All of that was very helpful. I am the only chemist at work, so there isn't really anyone to talk through this stuff with. I got impatient and started making dilutions to check the linearity (as you suggested)! When I purchased the spec 20 I forgot that it uses those stupid test tube cuvettes. I had already purchased some of the plastic square ones.

Dispite the light scattering you describe from the shape of the cuvette and the haphazard dilutions that I made when I was a little frustrated, the linearity looks pretty decent. There is an adapter that allows the standard quartz style cuvettes to be used in a spec 20, but there I go again trying to save money only to be disappointed.

I really only need a qualitative answer to the enzyme activity assay (does one root have more enzyme than another harvested under different conditions?). I have a GC-MS, but other than that, I'm kind of starting from the ground up with lab supplies. It is difficult to probe questions like these without blowing the budget or asking favors from professors at my alma mater. Your reply has helped me very much to reevaluate what I can do to potentially make the instrument work for what I need it to do.

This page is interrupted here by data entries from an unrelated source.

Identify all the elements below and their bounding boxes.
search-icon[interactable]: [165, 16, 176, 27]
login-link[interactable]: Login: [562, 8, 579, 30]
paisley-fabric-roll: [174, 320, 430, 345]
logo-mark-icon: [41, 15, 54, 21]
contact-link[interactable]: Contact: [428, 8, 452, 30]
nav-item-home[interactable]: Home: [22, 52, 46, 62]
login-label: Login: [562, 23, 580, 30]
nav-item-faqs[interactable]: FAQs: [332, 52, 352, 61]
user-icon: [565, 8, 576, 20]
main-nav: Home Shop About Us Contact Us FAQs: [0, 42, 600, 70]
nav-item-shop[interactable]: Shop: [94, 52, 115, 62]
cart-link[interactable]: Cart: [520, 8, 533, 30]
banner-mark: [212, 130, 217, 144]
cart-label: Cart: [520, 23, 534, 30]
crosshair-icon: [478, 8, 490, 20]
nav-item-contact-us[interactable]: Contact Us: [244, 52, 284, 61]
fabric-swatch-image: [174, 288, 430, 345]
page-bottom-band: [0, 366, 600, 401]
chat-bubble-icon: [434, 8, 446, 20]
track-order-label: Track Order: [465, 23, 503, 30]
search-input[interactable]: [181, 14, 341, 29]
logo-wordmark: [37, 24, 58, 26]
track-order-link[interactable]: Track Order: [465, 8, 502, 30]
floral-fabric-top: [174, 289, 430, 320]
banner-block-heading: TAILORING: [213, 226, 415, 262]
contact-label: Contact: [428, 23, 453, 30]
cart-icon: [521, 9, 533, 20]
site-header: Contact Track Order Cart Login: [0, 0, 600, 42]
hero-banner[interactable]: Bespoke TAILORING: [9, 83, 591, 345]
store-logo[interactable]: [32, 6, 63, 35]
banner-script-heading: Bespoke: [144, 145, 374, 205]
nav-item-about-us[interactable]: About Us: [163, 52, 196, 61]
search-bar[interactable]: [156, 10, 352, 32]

Thank you so much for your time!

Best,

A

[Corribus]

No worries at all. I think we can be reasonably certain the round cuvette is your problem. But all isnt lost. When I said strongly recommend square cuvette, that's mostly for absolute measurement. Round cuvette is perfectly suitable for concentration as long as you accept that your measurements will have to be made relative to a standard concentration curve. The absorption value by itself doesnt mean anything. Not as bad as it sounds- most chemical analysis is done this way. This does put pressure on you to make sure your standard dilutions are good and, especially, free of systematic error. This is true of any analytic measurement of course. If you want to validate your method, have someone else make up a few blind samples and see how well you measure their concentrations. And do keep in mind that linearity will still disappear at high ODs for both instrumental and molecular reasons. Better to stick to OD values less than 1, diluting your samples if necessary.

As to not having chemists around, thankfully Chemical Forums is always just a click away. We are always happy to help you work thru a problem.